What Reform Could Look Like
Fixing Nigeria’s development finance architecture isn’t just about securing more funding, it’s about changing the way the entire system works. A good starting point is the capitalization of domestic Development Finance Institutions (DFIs). Institutions like the Bank of Industry and the Development Bank of Nigeria are structurally constrained by limited capital and narrow mandates. Strengthening their balance sheets and empowering them to attract co-investment through mechanisms like syndicated lending and callable capital could significantly expand their impact, particularly in infrastructure and climate-aligned sectors. However, reform cannot rely solely on DFIs. Nigeria must develop a sovereign development fund that blends Special Drawing Rights (SDRs), diaspora remittances, and pension assets into a single strategic vehicle. Managed transparently, this fund could channel long-term capital into youth-led enterprises, renewable energy, and public infrastructure. The framework already exists in institutions like the Nigerian Sovereign Investment Authority but to be effective, it must be expanded with clear governance structures and investment priorities.
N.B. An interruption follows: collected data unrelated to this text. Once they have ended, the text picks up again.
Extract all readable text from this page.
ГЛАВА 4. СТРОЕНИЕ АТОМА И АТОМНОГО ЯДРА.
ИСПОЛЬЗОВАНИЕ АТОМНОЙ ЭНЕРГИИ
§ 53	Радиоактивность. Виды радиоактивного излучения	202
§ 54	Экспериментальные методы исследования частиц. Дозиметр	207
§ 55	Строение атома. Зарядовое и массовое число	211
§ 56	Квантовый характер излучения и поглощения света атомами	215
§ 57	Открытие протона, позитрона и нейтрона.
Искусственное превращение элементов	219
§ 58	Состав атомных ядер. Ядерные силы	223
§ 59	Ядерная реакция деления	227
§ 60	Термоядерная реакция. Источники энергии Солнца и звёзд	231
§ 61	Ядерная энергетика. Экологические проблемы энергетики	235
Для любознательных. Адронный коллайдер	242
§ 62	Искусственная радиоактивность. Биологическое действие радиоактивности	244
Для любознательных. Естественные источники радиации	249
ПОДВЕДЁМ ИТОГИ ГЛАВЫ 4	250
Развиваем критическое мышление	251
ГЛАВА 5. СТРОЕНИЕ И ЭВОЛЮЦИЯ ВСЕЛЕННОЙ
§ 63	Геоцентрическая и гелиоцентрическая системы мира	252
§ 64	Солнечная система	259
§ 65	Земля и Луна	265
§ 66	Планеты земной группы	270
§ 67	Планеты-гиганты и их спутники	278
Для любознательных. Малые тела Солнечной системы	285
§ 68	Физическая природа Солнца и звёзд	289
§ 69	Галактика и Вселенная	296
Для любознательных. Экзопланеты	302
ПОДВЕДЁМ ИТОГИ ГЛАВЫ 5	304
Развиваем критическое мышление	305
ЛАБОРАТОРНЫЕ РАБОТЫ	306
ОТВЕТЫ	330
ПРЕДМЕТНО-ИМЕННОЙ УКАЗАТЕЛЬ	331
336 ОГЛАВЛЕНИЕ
Policy coherence is equally essential. Disjointed fiscal and monetary policies, such as tight liquidity controls amid expansionary spending, undermine development goals. What’s needed is coordinated policymaking that supports stable exchange rates, tailored interest rates for strategic sectors, and predictable credit conditions. These are critical levers for unlocking private capital. Finally, transparency and accountability must anchor any reform. Results-based frameworks and independent oversight drawing from global standards like the EU Taxonomy are vital to ensure that development finance achieves real impact rather than being lost in inefficiency or misallocation. Together, these reforms offer more than technical fixes. They reflect a deliberate effort to replace fragmented, externally dependent systems with a coherent, Nigeria-led model for sustainable development finance. The challenge is complex, but so too is the opportunity, if political will and multilateral cooperation can be aligned.
Conclusion
Nigeria’s current development finance system isn’t just underperforming, it’s misaligned with the scale and urgency of the country’s challenges. With youth unemployment rising, infrastructure gaps expanding, and climate risks deepening, business as usual is no longer an option. Reform is not just necessary’s long overdue. The country needs a unified national strategy that capitalizes on DFIs, leverages new financial instruments like SDRs and diaspora bonds, and aligns fiscal and monetary policy with development goals. Done right, development finance can fuel job creation, close infrastructure gaps, and unlock youth-led innovation. The tools already exist. The opportunity is real. What’s missing is the will to act. With bold, locally driven reform, Nigeria can shift from dependence to resilience, building a future where development finance finally works for its people.